How your home might be making you ill

January 22, 2018

We think of our houses as places of comfort and refuge – but could they actually be having a negative effect on our health?  As we seek to create efficient insulated buildings, we introduce more chemicals into our homes that are not as easily dispersed. How can we make our homes more healthy? Here are three easy ways to have positive impact right now.

Image via TineK Home


Free your home, as much as possible from volatile organic compounds (VOCs), found in building materials, furnishing, new carpet and paints. Combinations of VOCs are now believed to contribute to Sick Building Syndrome, a series of symptoms including headaches, fatigue and skin irritation that can be associated with prolonged time spent in certain properties. To prevent this , use only VOC-free paints and unscented, chlorine-free cleaning products. Avoid disinfectants containing phenol ,(more commonly known as carbolic acid) and ban air fresheners. Use rugs instead or carpet sand underlays – the latter contain adhesive and chemical finishes.

Image via TineK Home


Open your windows whenever you can. Studies have shown that naturally ventilated buildings are better for us than air-conditioned ones. Hang your dry-cleaning outside to air for a few hours before brining it into the house – stains are removed using perchloroetheylene, a solvent. Make your home a shoes-off zone, as pesticides from gardens can enter the house on our soles. Finally, place new furniture in a ventilated area to expel the chemicals in the finishes before use.
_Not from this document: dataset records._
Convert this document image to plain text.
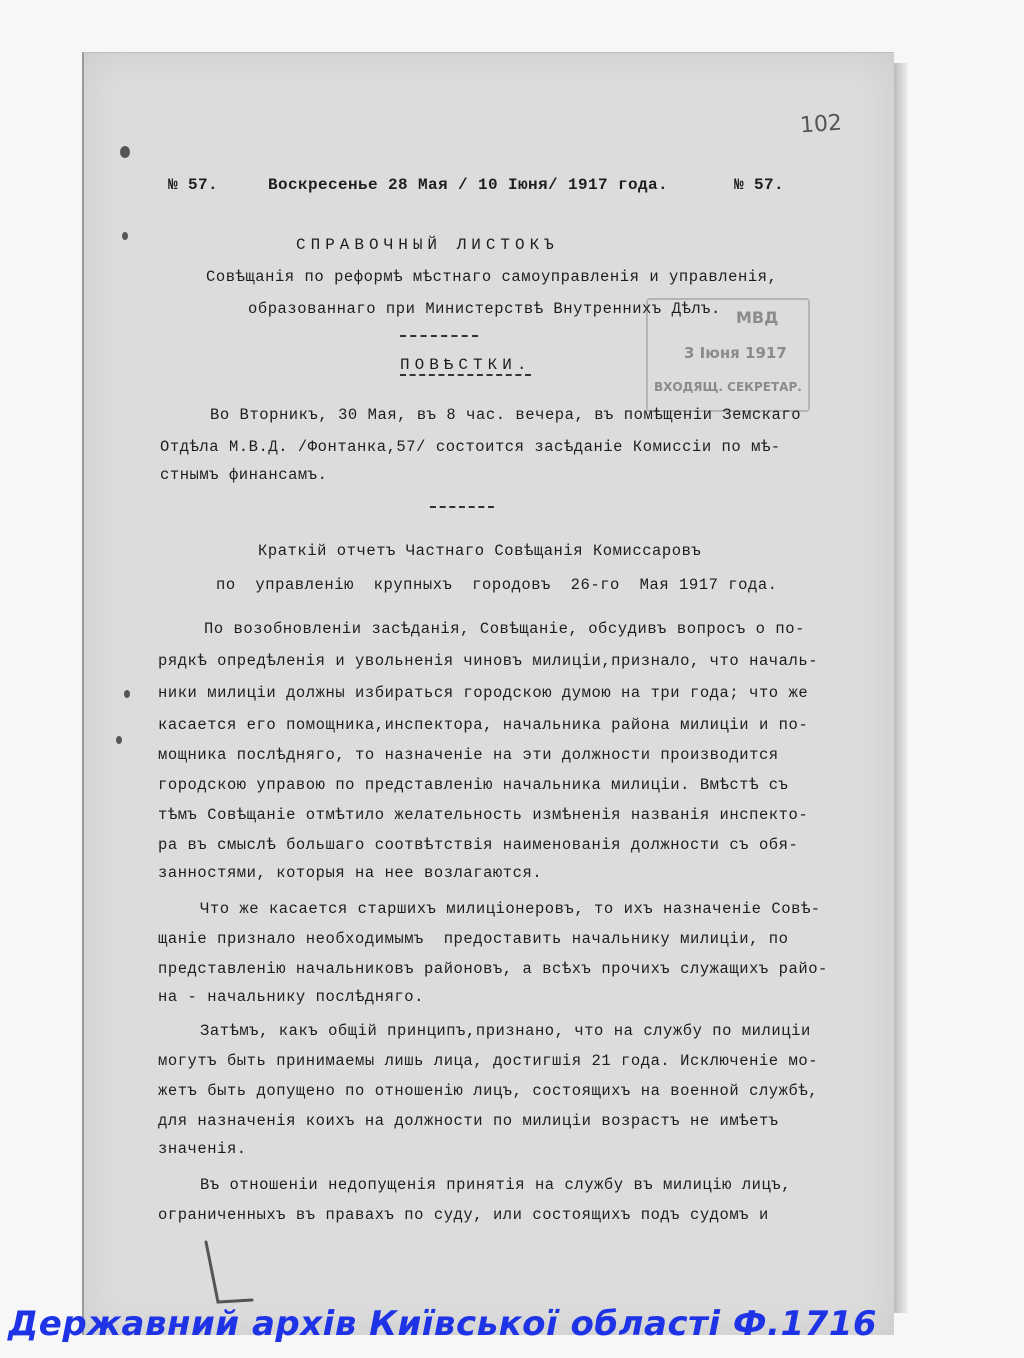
102
№ 57.	Воскресенье 28 Мая / 10 Іюня/ 1917 года.	№ 57.
МВД
3 Іюня 1917
ВХОДЯЩ. СЕКРЕТАР.
СПРАВОЧНЫЙ ЛИСТОКЪ
Совѣщанія по реформѣ мѣстнаго самоуправленія и управленія,
образованнаго при Министерствѣ Внутреннихъ Дѣлъ.
ПОВѢСТКИ.
Во Вторникъ, 30 Мая, въ 8 час. вечера, въ помѣщеніи Земскаго
Отдѣла М.В.Д. /Фонтанка,57/ состоится засѣданіе Комиссіи по мѣ-
стнымъ финансамъ.
Краткій отчетъ Частнаго Совѣщанія Комиссаровъ
по  управленію  крупныхъ  городовъ  26-го  Мая 1917 года.
По возобновленіи засѣданія, Совѣщаніе, обсудивъ вопросъ о по-
рядкѣ опредѣленія и увольненія чиновъ милиціи,признало, что началь-
ники милиціи должны избираться городскою думою на три года; что же
касается его помощника,инспектора, начальника района милиціи и по-
мощника послѣдняго, то назначеніе на эти должности производится
городскою управою по представленію начальника милиціи. Вмѣстѣ съ
тѣмъ Совѣщаніе отмѣтило желательность измѣненія названія инспекто-
ра въ смыслѣ большаго соотвѣтствія наименованія должности съ обя-
занностями, которыя на нее возлагаются.
Что же касается старшихъ милиціонеровъ, то ихъ назначеніе Совѣ-
щаніе признало необходимымъ  предоставить начальнику милиціи, по
представленію начальниковъ районовъ, а всѣхъ прочихъ служащихъ райо-
на - начальнику послѣдняго.
Затѣмъ, какъ общій принципъ,признано, что на службу по милиціи
могутъ быть принимаемы лишь лица, достигшія 21 года. Исключеніе мо-
жетъ быть допущено по отношенію лицъ, состоящихъ на военной службѣ,
для назначенія коихъ на должности по милиціи возрастъ не имѣетъ
значенія.
Въ отношеніи недопущенія принятія на службу въ милицію лицъ,
ограниченныхъ въ правахъ по суду, или состоящихъ подъ судомъ и
Державний архів Київської області Ф.1716
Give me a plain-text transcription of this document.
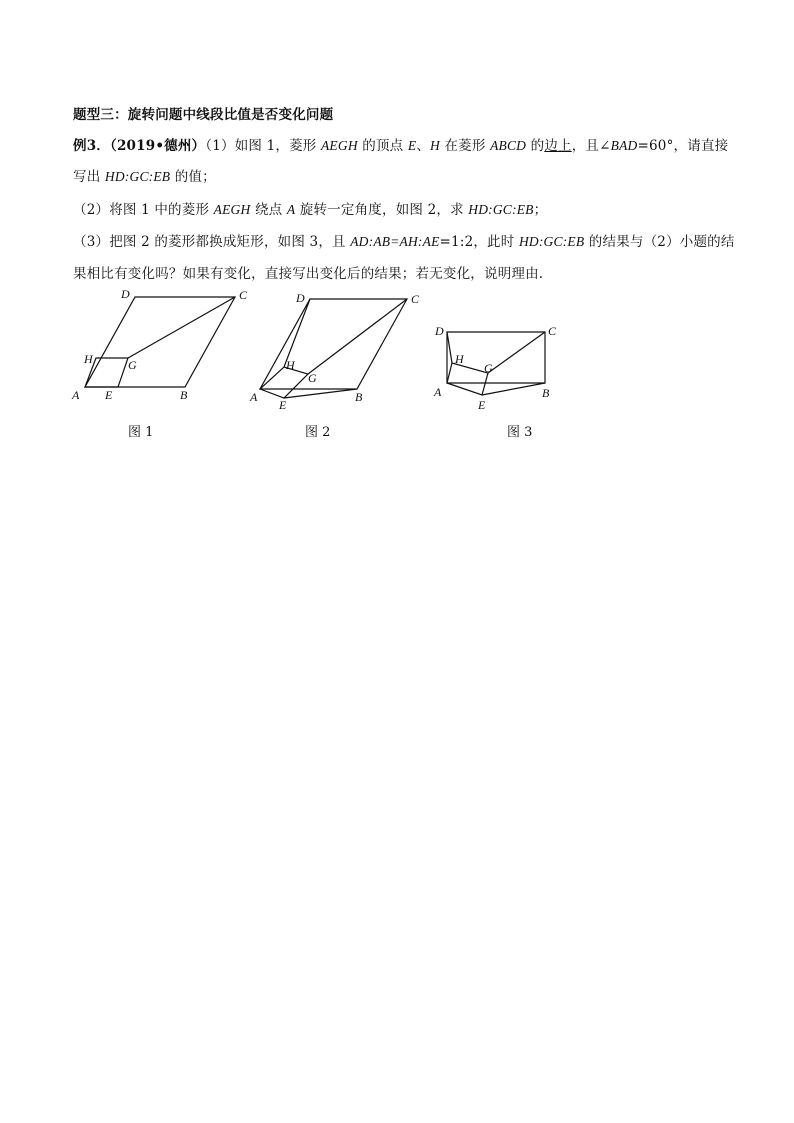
题型三：旋转问题中线段比值是否变化问题
例3．（2019•德州）（1）如图 1，菱形 AEGH 的顶点 E、H 在菱形 ABCD 的边上，且∠BAD=60°，请直接
写出 HD:GC:EB 的值；
（2）将图 1 中的菱形 AEGH 绕点 A 旋转一定角度，如图 2，求 HD:GC:EB；
（3）把图 2 的菱形都换成矩形，如图 3，且 AD:AB=AH:AE=1:2，此时 HD:GC:EB 的结果与（2）小题的结
果相比有变化吗？如果有变化，直接写出变化后的结果；若无变化，说明理由.
D	C
H	G
A E	B
图 1
D	C
H
G
A
E
B
图 2
D	C
H
G
A
E
B
图 3
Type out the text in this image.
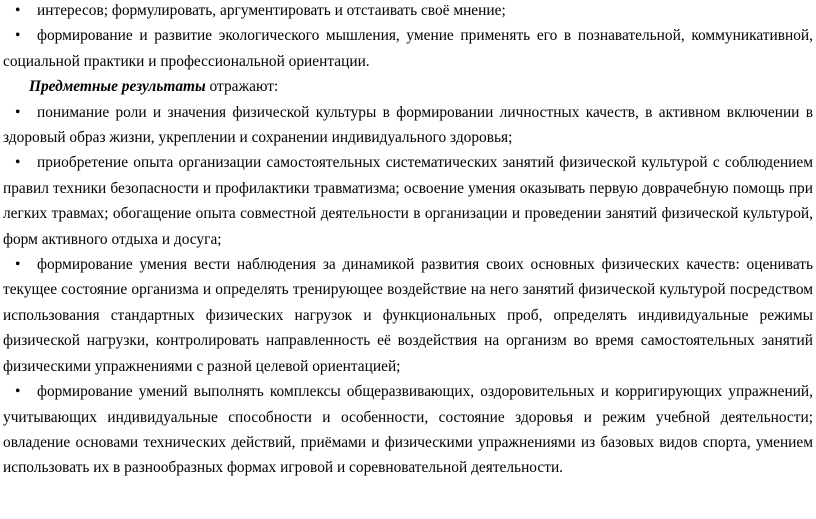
• интересов; формулировать, аргументировать и отстаивать своё мнение;

• формирование и развитие экологического мышления, умение применять его в познавательной, коммуникативной, социальной практики и профессиональной ориентации.

Предметные результаты отражают:

• понимание роли и значения физической культуры в формировании личностных качеств, в активном включении в здоровый образ жизни, укреплении и сохранении индивидуального здоровья;

• приобретение опыта организации самостоятельных систематических занятий физической культурой с соблюдением правил техники безопасности и профилактики травматизма; освоение умения оказывать первую доврачебную помощь при легких травмах; обогащение опыта совместной деятельности в организации и проведении занятий физической культурой, форм активного отдыха и досуга;

• формирование умения вести наблюдения за динамикой развития своих основных физических качеств: оценивать текущее состояние организма и определять тренирующее воздействие на него занятий физической культурой посредством использования стандартных физических нагрузок и функциональных проб, определять индивидуальные режимы физической нагрузки, контролировать направленность её воздействия на организм во время самостоятельных занятий физическими упражнениями с разной целевой ориентацией;

• формирование умений выполнять комплексы общеразвивающих, оздоровительных и корригирующих упражнений, учитывающих индивидуальные способности и особенности, состояние здоровья и режим учебной деятельности; овладение основами технических действий, приёмами и физическими упражнениями из базовых видов спорта, умением использовать их в разнообразных формах игровой и соревновательной деятельности.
Also, add some greenery – certain plants can help to filter and purify the air in your home.

Image via TineK Home


Don’t sleep close to fuse boxes or meters, and try not to place electrical appliances near your bed. Always switch gadgets off at night. If rewiring, take the opportunity to move plug sockets away from where you sleep – you want to ensure that you are outside of their electromagnetic field.